Like many of you in ITSM, I am no stranger to hotels. Working for a number of years as a field consultant, travelling most weeks, I began to notice a new trend: the hotels coming up cheapest on the price comparison sites also had the worst reviews on TripAdvisor. Today, it’s easy to see this effect: try searching for three-star hotels in a city like London, sorting by ascending price (the impact is particularly obvious on the late availability clearing sites). Simply, the rubbish hotels are seeing their prices forced to the lowest levels.
Why? Because now, everyone is informed.
TripAdvisor has changed hotel choice forever, providing a wealth of opinion and reviews, detailed photos, and real experiences. Proprietors live in fear of harsh reviews: a study in 2011 by Cone Research concluded that 80% of potential customers would change their mind after reading a bad online review. And, because angry customers tend to seek an outlet for their frustration more often than happy ones, poor service gets disproportionately highlighted.
Today, establishments like suburban London’s Hotel Streptococcus (not its real name, more’s the pity) can’t get away with it any more. They improve, or they die.
In addition to informing consumers, feedback has become a valuable product in its own right. It has pushed aside the old classified directory model, in which an individual business’s profile against its peers was driven by advertising (evidenced by the hurried acquisition of review services by some of the “traditional” yellow-pages-style directories). The key players in the feedback market now benefit from a classic virtuous circle: the more feedback they collect, the more useful their service becomes, and hence the more people begin to both consume and produce their content.
Interestingly, both small and large businesses are benefitting. In the restaurant sector, for example, review sites like Yelp have led to a boost in trade for many independent businesses, while having a less obvious effect on brand-name chains. Michael Luca, in a study for Harvard Business School, observed that for these independents…
“A one-star increase in Yelp rating leads to a 5-9 percent increase in revenue”
We recently renovated our house. One tradesperson in particular, our plasterer, was superb, and I offered to act as a reference for his business. Instead, he asked me to leave a good online review. For small businesses, the online feedback IS the brand.
Reviews Have Driven the Dominance of a few Service Brokers
However, while the impact may be less significant for chain hotels and restaurants (where the reassurance of brand familiarity persists), it has arguably been a huge factor in entrenching dominant brokers of other people’s products and services, such as retailers and online marketplaces.
Amazon is a prime example. The recent 20th anniversary edition of Wired magazine looks back at the rise of online retail, and the almost universal early assumption that consumers would be driven almost entirely by the cheapest prices: comparison sites would be king.
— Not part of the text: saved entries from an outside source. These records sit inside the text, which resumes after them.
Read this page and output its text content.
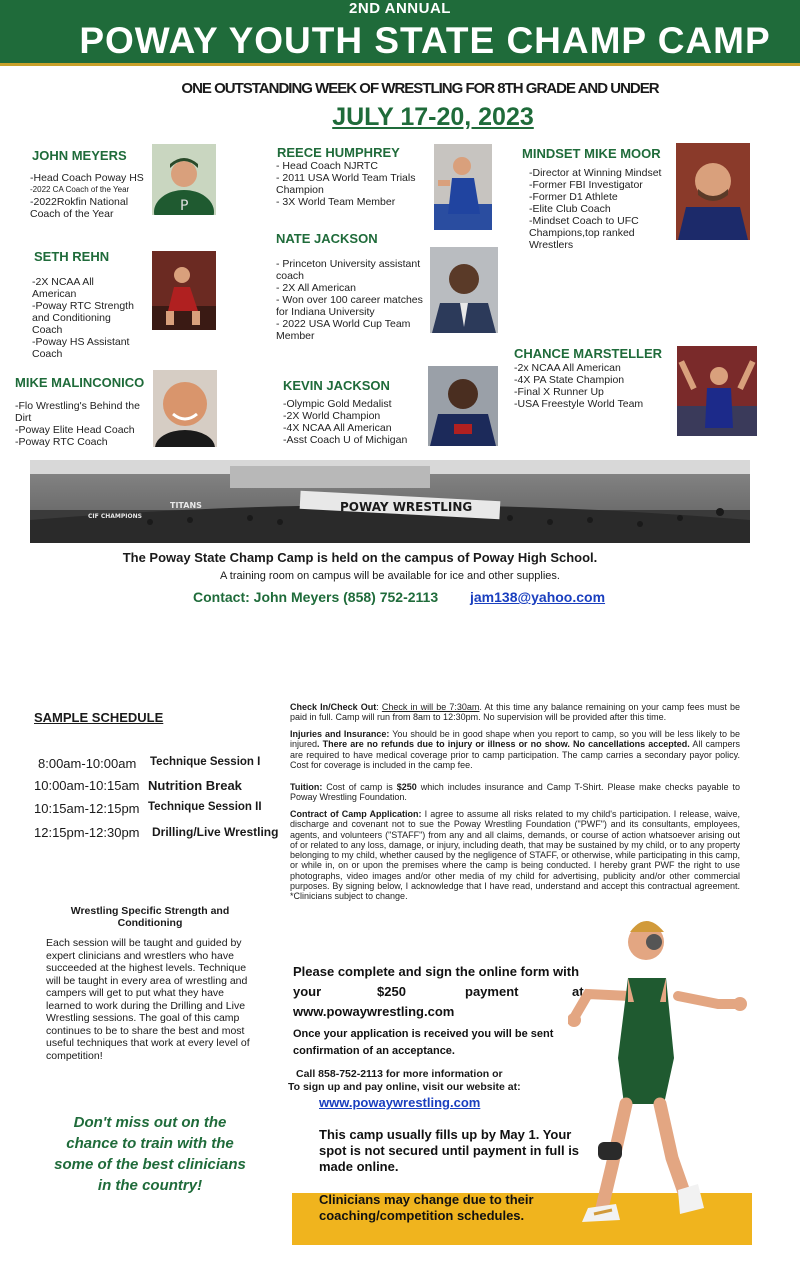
2ND ANNUAL
POWAY YOUTH STATE CHAMP CAMP
ONE OUTSTANDING WEEK OF WRESTLING FOR 8TH GRADE AND UNDER
JULY 17-20, 2023
JOHN MEYERS
-Head Coach Poway HS
-2022 CA Coach of the Year
-2022Rokfin National Coach of the Year	P
SETH REHN
-2X NCAA All American
-Poway RTC Strength and Conditioning Coach
-Poway HS Assistant Coach
MIKE MALINCONICO
-Flo Wrestling's Behind the Dirt
-Poway Elite Head Coach
-Poway RTC Coach
REECE HUMPHREY
- Head Coach NJRTC
- 2011 USA World Team Trials Champion
- 3X World Team Member
NATE JACKSON
- Princeton University assistant coach
- 2X All American
- Won over 100 career matches for Indiana University
- 2022 USA World Cup Team Member
KEVIN JACKSON
-Olympic Gold Medalist
-2X World Champion
-4X NCAA All American
-Asst Coach U of Michigan
MINDSET MIKE MOOR
-Director at Winning Mindset
-Former FBI Investigator
-Former D1 Athlete
-Elite Club Coach
-Mindset Coach to UFC Champions,top ranked Wrestlers
CHANCE MARSTELLER
-2x NCAA All American
-4X PA State Champion
-Final X Runner Up
-USA Freestyle World Team
POWAY WRESTLING
TITANS
CIF CHAMPIONS
The Poway State Champ Camp is held on the campus of Poway High School.
A training room on campus will be available for ice and other supplies.
Contact: John Meyers (858) 752-2113 jam138@yahoo.com
SAMPLE SCHEDULE
8:00am-10:00am Technique Session I
10:00am-10:15am Nutrition Break
10:15am-12:15pm Technique Session II
12:15pm-12:30pm Drilling/Live Wrestling
Wrestling Specific Strength and Conditioning
Each session will be taught and guided by expert clinicians and wrestlers who have succeeded at the highest levels. Technique will be taught in every area of wrestling and campers will get to put what they have learned to work during the Drilling and Live Wrestling sessions. The goal of this camp continues to be to share the best and most useful techniques that work at every level of competition!
Don't miss out on the chance to train with the some of the best clinicians in the country!
Check In/Check Out: Check in will be 7:30am. At this time any balance remaining on your camp fees must be paid in full. Camp will run from 8am to 12:30pm. No supervision will be provided after this time.
Injuries and Insurance: You should be in good shape when you report to camp, so you will be less likely to be injured. There are no refunds due to injury or illness or no show. No cancellations accepted. All campers are required to have medical coverage prior to camp participation. The camp carries a secondary payor policy. Cost for coverage is included in the camp fee.
Tuition: Cost of camp is $250 which includes insurance and Camp T-Shirt. Please make checks payable to Poway Wrestling Foundation.
Contract of Camp Application: I agree to assume all risks related to my child's participation. I release, waive, discharge and covenant not to sue the Poway Wrestling Foundation ("PWF") and its consultants, employees, agents, and volunteers ("STAFF") from any and all claims, demands, or course of action whatsoever arising out of or related to any loss, damage, or injury, including death, that may be sustained by my child, or to any property belonging to my child, whether caused by the negligence of STAFF, or otherwise, while participating in this camp, or while in, on or upon the premises where the camp is being conducted. I hereby grant PWF the right to use photographs, video images and/or other media of my child for advertising, publicity and/or other commercial purposes. By signing below, I acknowledge that I have read, understand and accept this contractual agreement. *Clinicians subject to change.
Please complete and sign the online form with
your	$250	payment	at
www.powaywrestling.com
Once your application is received you will be sent confirmation of an acceptance.
Call 858-752-2113 for more information or
To sign up and pay online, visit our website at:
www.powaywrestling.com
This camp usually fills up by May 1. Your spot is not secured until payment in full is made online.
Clinicians may change due to their coaching/competition schedules.
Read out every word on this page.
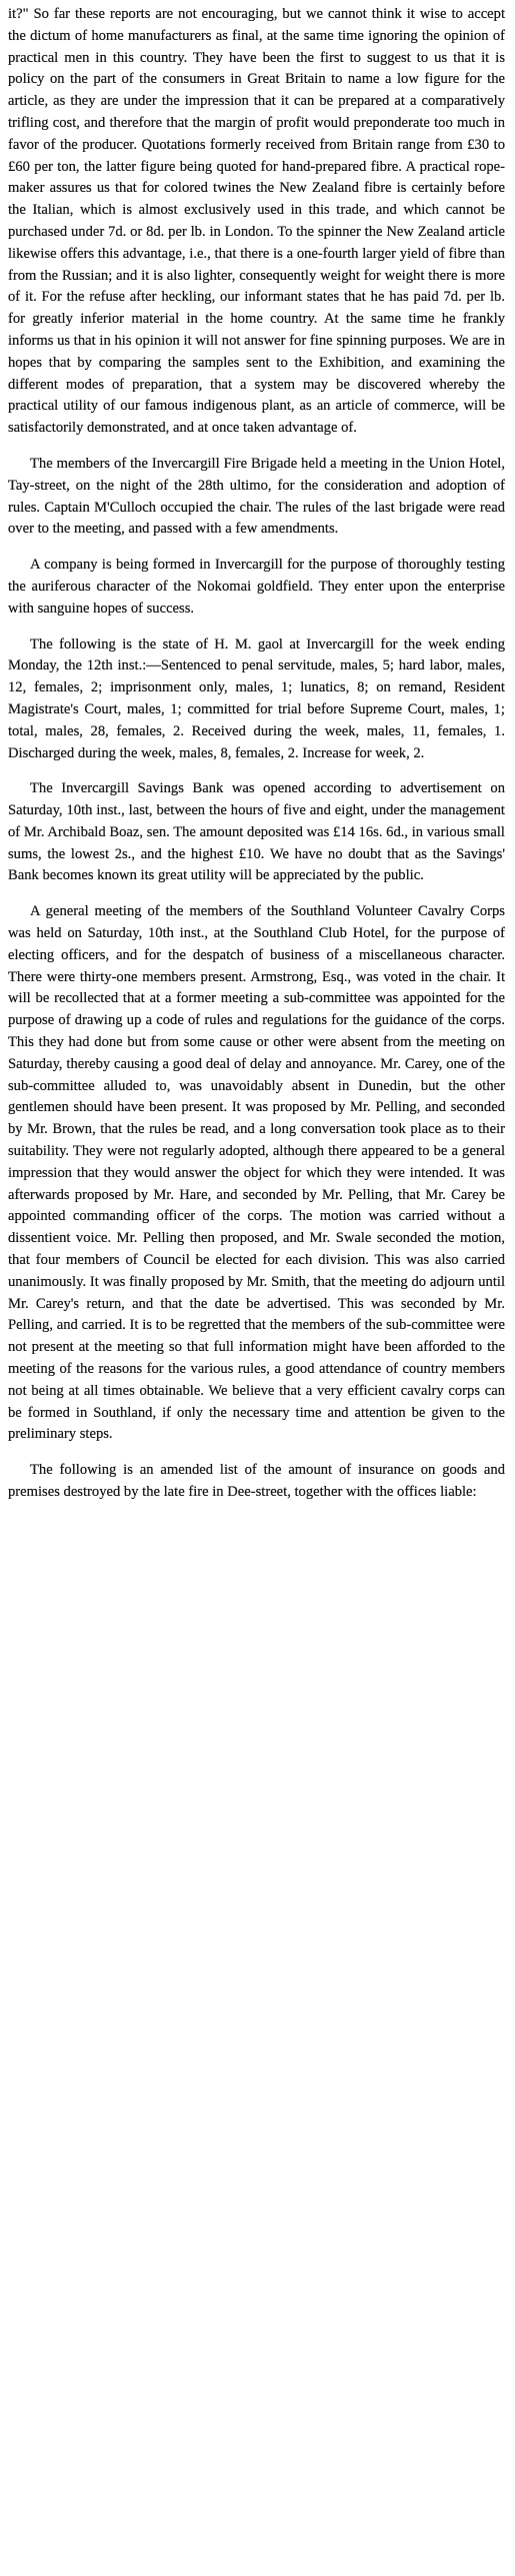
it?" So far these reports are not encouraging, but we cannot think it wise to accept the dictum of home manufacturers as final, at the same time ignoring the opinion of practical men in this country. They have been the first to suggest to us that it is policy on the part of the consumers in Great Britain to name a low figure for the article, as they are under the impression that it can be prepared at a comparatively trifling cost, and therefore that the margin of profit would preponderate too much in favor of the producer. Quotations formerly received from Britain range from £30 to £60 per ton, the latter figure being quoted for hand-prepared fibre. A practical rope-maker assures us that for colored twines the New Zealand fibre is certainly before the Italian, which is almost exclusively used in this trade, and which cannot be purchased under 7d. or 8d. per lb. in London. To the spinner the New Zealand article likewise offers this advantage, i.e., that there is a one-fourth larger yield of fibre than from the Russian; and it is also lighter, consequently weight for weight there is more of it. For the refuse after heckling, our informant states that he has paid 7d. per lb. for greatly inferior material in the home country. At the same time he frankly informs us that in his opinion it will not answer for fine spinning purposes. We are in hopes that by comparing the samples sent to the Exhibition, and examining the different modes of preparation, that a system may be discovered whereby the practical utility of our famous indigenous plant, as an article of commerce, will be satisfactorily demonstrated, and at once taken advantage of.

The members of the Invercargill Fire Brigade held a meeting in the Union Hotel, Tay-street, on the night of the 28th ultimo, for the consideration and adoption of rules. Captain M'Culloch occupied the chair. The rules of the last brigade were read over to the meeting, and passed with a few amendments.

A company is being formed in Invercargill for the purpose of thoroughly testing the auriferous character of the Nokomai goldfield. They enter upon the enterprise with sanguine hopes of success.

The following is the state of H. M. gaol at Invercargill for the week ending Monday, the 12th inst.:—Sentenced to penal servitude, males, 5; hard labor, males, 12, females, 2; imprisonment only, males, 1; lunatics, 8; on remand, Resident Magistrate's Court, males, 1; committed for trial before Supreme Court, males, 1; total, males, 28, females, 2. Received during the week, males, 11, females, 1. Discharged during the week, males, 8, females, 2. Increase for week, 2.

The Invercargill Savings Bank was opened according to advertisement on Saturday, 10th inst., last, between the hours of five and eight, under the management of Mr. Archibald Boaz, sen. The amount deposited was £14 16s. 6d., in various small sums, the lowest 2s., and the highest £10. We have no doubt that as the Savings' Bank becomes known its great utility will be appreciated by the public.

A general meeting of the members of the Southland Volunteer Cavalry Corps was held on Saturday, 10th inst., at the Southland Club Hotel, for the purpose of electing officers, and for the despatch of business of a miscellaneous character. There were thirty-one members present. Armstrong, Esq., was voted in the chair. It will be recollected that at a former meeting a sub-committee was appointed for the purpose of drawing up a code of rules and regulations for the guidance of the corps. This they had done but from some cause or other were absent from the meeting on Saturday, thereby causing a good deal of delay and annoyance. Mr. Carey, one of the sub-committee alluded to, was unavoidably absent in Dunedin, but the other gentlemen should have been present. It was proposed by Mr. Pelling, and seconded by Mr. Brown, that the rules be read, and a long conversation took place as to their suitability. They were not regularly adopted, although there appeared to be a general impression that they would answer the object for which they were intended. It was afterwards proposed by Mr. Hare, and seconded by Mr. Pelling, that Mr. Carey be appointed commanding officer of the corps. The motion was carried without a dissentient voice. Mr. Pelling then proposed, and Mr. Swale seconded the motion, that four members of Council be elected for each division. This was also carried unanimously. It was finally proposed by Mr. Smith, that the meeting do adjourn until Mr. Carey's return, and that the date be advertised. This was seconded by Mr. Pelling, and carried. It is to be regretted that the members of the sub-committee were not present at the meeting so that full information might have been afforded to the meeting of the reasons for the various rules, a good attendance of country members not being at all times obtainable. We believe that a very efficient cavalry corps can be formed in Southland, if only the necessary time and attention be given to the preliminary steps.

The following is an amended list of the amount of insurance on goods and premises destroyed by the late fire in Dee-street, together with the offices liable:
As the magazine points out, this has not been the case. The big winners, like Amazon and eBay, have dominated. In each case, reviews (whether of products or of vendors) are a central feature. They draw people to the site. A five star product review backed by a large number of previous customers gives solid confidence to make that purchase. And each buyers may complete the virtuous circle by adding to the ever-increasing pool of feedback.
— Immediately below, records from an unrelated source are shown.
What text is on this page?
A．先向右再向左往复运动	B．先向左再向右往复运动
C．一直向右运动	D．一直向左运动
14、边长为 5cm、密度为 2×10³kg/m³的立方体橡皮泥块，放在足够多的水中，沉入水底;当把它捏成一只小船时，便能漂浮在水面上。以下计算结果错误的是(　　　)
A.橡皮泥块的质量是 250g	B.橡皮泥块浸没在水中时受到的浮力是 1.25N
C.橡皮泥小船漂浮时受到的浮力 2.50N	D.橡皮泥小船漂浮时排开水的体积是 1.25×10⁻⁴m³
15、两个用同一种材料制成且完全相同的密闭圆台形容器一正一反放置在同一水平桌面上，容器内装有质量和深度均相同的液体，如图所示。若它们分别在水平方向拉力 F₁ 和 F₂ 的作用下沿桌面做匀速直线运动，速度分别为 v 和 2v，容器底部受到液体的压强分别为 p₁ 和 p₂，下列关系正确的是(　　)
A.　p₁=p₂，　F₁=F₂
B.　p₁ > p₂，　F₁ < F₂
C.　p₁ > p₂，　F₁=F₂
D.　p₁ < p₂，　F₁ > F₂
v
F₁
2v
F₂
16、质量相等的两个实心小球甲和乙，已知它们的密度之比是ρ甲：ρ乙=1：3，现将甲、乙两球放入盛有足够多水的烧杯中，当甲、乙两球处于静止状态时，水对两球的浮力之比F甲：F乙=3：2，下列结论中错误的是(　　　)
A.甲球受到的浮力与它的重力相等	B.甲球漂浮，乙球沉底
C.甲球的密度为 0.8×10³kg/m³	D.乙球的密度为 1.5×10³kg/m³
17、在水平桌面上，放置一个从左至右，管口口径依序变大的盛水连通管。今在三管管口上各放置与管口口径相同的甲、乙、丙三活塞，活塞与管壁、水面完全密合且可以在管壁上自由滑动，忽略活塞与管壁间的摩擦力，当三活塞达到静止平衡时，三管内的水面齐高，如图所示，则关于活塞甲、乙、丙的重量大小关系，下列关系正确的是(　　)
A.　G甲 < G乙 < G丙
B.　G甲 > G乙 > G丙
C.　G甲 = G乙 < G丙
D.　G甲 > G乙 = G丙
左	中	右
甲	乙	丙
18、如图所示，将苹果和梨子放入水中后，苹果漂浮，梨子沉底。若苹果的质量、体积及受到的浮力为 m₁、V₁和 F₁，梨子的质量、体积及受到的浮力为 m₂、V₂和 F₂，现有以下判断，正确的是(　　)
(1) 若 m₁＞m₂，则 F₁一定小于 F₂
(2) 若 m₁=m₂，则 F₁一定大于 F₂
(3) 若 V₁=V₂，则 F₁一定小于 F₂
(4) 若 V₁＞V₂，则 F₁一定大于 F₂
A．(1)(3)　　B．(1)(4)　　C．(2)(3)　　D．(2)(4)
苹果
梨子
Feedback will be Huge in IT
For IT, the huge rise of feedback teaches us some very relevant lessons:
- Positive reviews can break customer habits, shifting them from a familiar and established provider to an upstart alternative
IT has been the “branded chain restaurant” for decades… The familiar choice, offering a degree of certainty if not perfection (Ray Kroc, founder of McDonalds, advocated that customers didn’t want a perfect burger as much as they wanted burgers that always taste the same). But just as reviews have boosted independent restaurants, they will bolster be best upstart IT providers. Suddenly, the uncertainty is within: how can I be confident in my IT department’s new, unrated cloud storage service, over a five-star-rated public service?
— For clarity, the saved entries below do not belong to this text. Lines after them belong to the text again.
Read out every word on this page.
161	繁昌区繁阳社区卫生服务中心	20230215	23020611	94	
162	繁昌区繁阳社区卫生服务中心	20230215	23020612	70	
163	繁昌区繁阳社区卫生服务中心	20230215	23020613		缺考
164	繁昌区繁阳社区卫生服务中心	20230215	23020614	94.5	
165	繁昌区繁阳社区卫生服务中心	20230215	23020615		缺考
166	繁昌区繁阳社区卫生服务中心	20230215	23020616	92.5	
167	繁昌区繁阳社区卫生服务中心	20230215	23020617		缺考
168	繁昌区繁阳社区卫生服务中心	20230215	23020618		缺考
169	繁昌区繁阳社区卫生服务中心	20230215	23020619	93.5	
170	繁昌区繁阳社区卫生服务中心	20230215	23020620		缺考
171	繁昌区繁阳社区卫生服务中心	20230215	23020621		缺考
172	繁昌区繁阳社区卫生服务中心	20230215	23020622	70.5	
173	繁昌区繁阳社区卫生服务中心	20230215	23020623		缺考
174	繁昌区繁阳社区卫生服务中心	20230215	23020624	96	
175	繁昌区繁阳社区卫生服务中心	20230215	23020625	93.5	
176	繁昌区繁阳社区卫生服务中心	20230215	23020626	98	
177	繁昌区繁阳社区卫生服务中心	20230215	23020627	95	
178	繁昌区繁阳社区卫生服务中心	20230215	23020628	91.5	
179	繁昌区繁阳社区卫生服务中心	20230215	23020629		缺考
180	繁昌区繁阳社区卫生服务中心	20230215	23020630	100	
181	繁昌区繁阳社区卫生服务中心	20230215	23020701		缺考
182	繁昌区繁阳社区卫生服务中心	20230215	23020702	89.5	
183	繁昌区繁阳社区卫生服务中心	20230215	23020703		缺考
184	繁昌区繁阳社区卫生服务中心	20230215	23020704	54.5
- A service provider with a review mechanism for services differentiates itself from equivalent providers without one
IT departments are evolving into “brokers of services”, some self-provided, others bought in. Our customers expect to self-select service offerings, and IT even needs to justify its role in being the front-end for that solution. External providers will increasingly provide reviews and feedback, driving engagement and confidence with our customers. IT needs to do the same.
- Feedback is a huge part of a consumer’s experience. There is no reason to believe it won’t be one of the major factors in consumerization of corporate IT.